Commodore 64 owners possess one of the most sophisticated sound synthesis chips on the market. Controlling it from BASIC however, is a real pain, hence the increasing number of utilities and music and voice synthesiser programs. You can pay over £50 for these programs and now as little as £i .99. So, what do Mastertronic offer for £1.99? Answer - not a lot!
What you do get however is easy to use. You compose tunes in the musically natural way, placing notes onto a five line stave, selecting the length of note, quaver to dotted semi breve, by joystick or cursor controlled pointer. Only a single note melody up to about 100 notes in length is possible, notes being selected from a 12 note scale. There's a menu of five instruments: trumpet, piano, guitar, recorder and trombone. Only the recorder is realistic (the trombone sounds more like a bass guitar), and the rest sound nothing like the real thing.
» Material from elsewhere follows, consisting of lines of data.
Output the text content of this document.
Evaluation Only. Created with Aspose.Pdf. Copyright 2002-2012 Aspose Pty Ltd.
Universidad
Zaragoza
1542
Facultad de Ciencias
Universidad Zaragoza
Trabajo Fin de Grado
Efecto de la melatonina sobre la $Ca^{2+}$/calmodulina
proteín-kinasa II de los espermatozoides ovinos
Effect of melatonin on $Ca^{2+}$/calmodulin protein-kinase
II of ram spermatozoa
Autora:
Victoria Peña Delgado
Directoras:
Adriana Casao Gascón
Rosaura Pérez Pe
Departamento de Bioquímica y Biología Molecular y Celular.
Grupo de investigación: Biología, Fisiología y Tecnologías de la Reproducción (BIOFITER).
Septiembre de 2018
Tunes can be saved and loaded from tape and three sample tunes are included with the program. The instructions claim that the music can be printed out onto a Commodore printer, but it didn't work on my Commodore MPS 802. The most irritating feature was the inability to edit a tune, other than deleting the notes from the end.
Whilst it's very limited, it kept my five year old son quiet for a couple of hours composing er ... tunes. That's worth a couple of pounds on its own.